Wenn ich kein Fußballprofi geworden wäre: Wäre ich heute Polizist.

Karriereweg

Saison 2010/11: Rot-Weiß Ahlen, 3. Liga, Platz 17. – 14 Spiele (Startelf: 14). – Trainer: van Lent (Co-Trainer: Thioune). – Kollegen: Flottmann, Blacha, Alder, Piossek.

Saison 2011/12: SV Sandhausen, 3. Liga, Platz 1. – 3 Spiele (Startelf: 2).

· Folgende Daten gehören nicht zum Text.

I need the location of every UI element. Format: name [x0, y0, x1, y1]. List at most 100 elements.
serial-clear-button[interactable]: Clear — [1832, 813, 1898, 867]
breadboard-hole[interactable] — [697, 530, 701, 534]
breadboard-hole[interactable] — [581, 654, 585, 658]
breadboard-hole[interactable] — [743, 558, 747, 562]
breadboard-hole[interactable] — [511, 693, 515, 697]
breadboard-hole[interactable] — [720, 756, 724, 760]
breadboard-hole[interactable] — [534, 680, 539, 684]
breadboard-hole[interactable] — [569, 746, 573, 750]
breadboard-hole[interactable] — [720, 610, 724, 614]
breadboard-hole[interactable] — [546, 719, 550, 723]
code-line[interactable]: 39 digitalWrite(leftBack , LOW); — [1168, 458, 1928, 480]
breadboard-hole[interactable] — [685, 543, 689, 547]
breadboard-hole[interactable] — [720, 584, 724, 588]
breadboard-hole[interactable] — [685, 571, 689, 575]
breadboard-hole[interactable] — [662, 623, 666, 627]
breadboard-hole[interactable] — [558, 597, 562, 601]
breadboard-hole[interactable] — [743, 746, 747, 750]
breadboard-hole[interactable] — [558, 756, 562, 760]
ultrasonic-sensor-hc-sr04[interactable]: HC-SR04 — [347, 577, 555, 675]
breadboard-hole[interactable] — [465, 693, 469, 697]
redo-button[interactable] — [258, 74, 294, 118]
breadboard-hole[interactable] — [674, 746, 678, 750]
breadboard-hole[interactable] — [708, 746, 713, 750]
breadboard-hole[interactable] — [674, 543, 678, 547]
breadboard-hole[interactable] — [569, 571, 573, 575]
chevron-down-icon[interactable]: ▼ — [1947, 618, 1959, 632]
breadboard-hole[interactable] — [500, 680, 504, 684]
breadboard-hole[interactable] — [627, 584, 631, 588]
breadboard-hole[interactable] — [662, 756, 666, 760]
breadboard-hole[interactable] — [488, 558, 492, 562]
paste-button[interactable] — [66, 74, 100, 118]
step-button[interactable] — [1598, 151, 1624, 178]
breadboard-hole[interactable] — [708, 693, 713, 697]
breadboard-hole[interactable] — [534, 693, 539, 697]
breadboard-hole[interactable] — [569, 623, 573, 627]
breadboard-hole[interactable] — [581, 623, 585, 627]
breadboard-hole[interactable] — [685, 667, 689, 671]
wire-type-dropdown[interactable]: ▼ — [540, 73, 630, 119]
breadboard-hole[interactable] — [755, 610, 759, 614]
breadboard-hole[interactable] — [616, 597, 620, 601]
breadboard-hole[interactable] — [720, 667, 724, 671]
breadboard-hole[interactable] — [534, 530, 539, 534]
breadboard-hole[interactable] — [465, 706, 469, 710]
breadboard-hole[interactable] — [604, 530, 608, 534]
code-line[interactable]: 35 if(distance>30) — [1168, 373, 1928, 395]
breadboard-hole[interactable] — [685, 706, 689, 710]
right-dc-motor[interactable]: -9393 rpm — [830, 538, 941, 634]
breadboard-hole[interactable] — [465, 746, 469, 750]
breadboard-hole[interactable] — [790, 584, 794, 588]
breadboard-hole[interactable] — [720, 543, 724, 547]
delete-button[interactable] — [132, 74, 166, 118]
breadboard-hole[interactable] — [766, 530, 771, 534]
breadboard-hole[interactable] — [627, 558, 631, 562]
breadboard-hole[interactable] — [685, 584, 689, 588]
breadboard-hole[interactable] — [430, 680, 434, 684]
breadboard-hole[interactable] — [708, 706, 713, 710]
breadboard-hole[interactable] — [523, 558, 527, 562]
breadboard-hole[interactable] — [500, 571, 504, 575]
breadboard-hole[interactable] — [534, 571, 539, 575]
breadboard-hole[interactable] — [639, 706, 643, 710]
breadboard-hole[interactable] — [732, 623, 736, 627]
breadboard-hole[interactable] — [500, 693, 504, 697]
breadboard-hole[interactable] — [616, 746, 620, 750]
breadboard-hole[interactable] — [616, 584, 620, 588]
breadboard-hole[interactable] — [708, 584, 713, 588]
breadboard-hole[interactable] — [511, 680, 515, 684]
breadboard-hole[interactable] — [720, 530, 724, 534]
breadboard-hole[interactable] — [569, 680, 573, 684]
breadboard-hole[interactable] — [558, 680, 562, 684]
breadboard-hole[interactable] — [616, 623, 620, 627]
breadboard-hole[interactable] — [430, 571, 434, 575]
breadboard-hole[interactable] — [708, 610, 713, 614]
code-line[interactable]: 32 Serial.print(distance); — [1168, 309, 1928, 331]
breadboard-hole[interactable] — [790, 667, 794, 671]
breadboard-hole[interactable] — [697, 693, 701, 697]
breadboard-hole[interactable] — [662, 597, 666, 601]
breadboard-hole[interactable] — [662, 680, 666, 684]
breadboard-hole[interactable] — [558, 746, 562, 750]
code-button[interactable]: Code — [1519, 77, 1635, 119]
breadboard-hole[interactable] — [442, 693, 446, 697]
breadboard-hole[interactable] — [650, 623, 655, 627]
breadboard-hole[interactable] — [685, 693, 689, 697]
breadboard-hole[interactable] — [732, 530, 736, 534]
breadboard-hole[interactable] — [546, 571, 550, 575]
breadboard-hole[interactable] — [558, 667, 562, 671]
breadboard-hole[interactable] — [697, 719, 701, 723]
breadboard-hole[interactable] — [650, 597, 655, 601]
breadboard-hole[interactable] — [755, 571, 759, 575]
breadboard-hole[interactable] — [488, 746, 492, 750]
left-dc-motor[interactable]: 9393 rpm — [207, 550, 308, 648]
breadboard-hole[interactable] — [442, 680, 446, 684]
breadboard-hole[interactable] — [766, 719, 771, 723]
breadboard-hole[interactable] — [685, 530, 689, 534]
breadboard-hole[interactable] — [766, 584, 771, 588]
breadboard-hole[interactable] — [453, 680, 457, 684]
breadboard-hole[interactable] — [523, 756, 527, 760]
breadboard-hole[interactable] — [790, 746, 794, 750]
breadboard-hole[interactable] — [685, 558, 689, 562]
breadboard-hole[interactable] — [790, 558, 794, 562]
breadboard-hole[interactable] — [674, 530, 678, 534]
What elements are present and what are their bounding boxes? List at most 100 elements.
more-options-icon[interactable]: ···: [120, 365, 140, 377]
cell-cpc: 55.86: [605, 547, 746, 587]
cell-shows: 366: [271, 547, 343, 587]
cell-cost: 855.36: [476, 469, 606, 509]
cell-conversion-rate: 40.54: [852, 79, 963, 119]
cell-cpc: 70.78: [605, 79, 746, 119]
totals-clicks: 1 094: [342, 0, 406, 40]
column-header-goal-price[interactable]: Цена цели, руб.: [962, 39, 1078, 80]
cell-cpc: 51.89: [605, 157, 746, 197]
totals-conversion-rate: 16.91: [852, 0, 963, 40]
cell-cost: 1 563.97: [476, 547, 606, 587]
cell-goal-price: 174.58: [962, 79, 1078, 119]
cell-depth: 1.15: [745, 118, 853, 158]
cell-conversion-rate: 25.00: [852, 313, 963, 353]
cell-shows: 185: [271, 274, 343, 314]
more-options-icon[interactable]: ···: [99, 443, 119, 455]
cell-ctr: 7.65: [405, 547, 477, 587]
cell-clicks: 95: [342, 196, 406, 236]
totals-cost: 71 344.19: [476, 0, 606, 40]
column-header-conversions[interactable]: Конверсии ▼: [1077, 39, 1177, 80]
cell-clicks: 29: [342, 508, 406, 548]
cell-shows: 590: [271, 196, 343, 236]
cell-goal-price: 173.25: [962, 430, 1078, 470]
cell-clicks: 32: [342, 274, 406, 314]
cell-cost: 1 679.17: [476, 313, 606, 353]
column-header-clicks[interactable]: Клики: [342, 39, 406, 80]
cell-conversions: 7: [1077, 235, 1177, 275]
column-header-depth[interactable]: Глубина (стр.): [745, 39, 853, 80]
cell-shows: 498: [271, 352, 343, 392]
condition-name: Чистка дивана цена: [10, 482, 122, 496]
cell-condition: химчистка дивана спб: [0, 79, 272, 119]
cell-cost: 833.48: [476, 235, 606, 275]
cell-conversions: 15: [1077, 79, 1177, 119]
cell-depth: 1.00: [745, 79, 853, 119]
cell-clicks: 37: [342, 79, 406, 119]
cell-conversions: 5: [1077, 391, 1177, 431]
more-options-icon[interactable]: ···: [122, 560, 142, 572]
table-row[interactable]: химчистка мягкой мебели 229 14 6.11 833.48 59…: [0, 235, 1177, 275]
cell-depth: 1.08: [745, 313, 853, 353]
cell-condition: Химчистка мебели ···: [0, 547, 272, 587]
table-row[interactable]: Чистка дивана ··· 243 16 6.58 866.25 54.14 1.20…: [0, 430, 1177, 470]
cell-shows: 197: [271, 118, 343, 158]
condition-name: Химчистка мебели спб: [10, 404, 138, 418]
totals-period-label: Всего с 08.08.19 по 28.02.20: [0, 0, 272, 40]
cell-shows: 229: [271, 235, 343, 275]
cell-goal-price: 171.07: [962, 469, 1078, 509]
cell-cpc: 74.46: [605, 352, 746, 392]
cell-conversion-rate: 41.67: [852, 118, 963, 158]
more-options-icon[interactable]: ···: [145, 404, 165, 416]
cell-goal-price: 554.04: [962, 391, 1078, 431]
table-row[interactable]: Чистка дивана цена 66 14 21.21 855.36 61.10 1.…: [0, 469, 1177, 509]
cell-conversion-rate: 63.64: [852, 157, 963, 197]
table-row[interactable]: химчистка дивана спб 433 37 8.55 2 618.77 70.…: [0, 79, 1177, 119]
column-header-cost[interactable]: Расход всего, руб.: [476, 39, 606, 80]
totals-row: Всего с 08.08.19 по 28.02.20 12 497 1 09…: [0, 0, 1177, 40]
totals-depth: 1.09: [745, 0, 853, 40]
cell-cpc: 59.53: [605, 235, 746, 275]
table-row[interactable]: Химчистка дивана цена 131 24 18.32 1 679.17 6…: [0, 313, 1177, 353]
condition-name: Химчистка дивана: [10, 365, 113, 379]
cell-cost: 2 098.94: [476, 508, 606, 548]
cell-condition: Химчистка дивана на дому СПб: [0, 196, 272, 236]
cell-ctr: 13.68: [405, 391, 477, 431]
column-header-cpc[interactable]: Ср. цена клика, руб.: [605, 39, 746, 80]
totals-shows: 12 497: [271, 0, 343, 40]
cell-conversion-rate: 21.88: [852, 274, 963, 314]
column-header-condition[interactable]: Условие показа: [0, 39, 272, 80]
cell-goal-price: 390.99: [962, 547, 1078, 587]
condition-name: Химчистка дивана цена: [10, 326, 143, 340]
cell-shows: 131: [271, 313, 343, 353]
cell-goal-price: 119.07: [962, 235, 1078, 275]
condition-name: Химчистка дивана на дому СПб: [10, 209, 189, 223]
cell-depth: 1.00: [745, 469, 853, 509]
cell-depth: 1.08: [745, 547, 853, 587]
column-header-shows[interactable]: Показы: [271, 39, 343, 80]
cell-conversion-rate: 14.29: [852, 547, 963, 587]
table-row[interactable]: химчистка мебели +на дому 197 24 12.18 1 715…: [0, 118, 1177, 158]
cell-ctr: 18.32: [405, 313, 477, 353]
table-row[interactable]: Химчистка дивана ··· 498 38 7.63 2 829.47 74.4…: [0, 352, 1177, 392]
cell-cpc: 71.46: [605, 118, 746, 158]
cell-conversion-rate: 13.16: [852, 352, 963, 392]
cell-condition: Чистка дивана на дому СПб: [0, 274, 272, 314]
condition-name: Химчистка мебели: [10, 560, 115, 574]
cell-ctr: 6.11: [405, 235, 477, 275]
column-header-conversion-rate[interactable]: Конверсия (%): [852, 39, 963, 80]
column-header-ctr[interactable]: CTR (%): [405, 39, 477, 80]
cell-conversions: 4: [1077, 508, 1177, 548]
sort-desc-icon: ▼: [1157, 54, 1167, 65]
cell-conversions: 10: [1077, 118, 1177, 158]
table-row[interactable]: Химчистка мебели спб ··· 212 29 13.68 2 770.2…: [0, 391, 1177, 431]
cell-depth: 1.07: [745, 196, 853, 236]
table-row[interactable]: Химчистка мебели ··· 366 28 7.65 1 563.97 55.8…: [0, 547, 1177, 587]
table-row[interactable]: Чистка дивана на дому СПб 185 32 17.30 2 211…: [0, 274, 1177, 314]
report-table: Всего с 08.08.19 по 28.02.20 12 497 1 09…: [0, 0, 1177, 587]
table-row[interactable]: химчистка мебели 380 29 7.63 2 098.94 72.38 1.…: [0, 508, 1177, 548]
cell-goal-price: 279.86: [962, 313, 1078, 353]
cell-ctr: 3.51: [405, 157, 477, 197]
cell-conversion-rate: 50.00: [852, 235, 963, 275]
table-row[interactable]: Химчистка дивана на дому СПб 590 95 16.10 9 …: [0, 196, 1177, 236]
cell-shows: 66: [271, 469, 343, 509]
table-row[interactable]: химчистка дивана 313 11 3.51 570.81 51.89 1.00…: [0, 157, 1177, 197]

Trainer: Dais. – Kollegen: Grimaldi. – Gegen VfL: 1:2.

Saison 2012/13: SV Sandhausen, 2. Bundesliga, Platz 17. – 1 Spiel (Startelf: 0). – Trainer: Dais, Boysen. – Kollegen: Danneberg, Blacha, Falkenberg, Tüting, Adler.

Saison 2013/14: Rot-Weiß Oberhausen, Regionalliga West, Platz 3. – 24 Spiele (Startelf: 24). – Trainer: Kunkel.

Saison 2014/15: Rot-Weiß Oberhausen, Regionalliga West, Platz 4. – 33 Spiele (Startelf: 33). – Trainer: Zimmermann.

Saison 2015/16: SV Sandhausen II, Oberliga Baden-Württemberg, Platz 10. – 9 Spiele (Startelf: 9). – Trainer: Glibo.

Saison 2016/17: FC Viktoria Köln, Regionalliga West, Platz 1. – 32 Spiele (Startelf 32). – Trainer: Antwerpen (Co-Trainer: Costa). – Kollegen: Lejan.

Saison 2017/18: SV Drochtersen/Assel, Regionalliga Nord, Platz 12. – 30 Spiele (Startelf: 30). – Trainer: Maaßen. – Gegen den VfL: 7:6 n. E.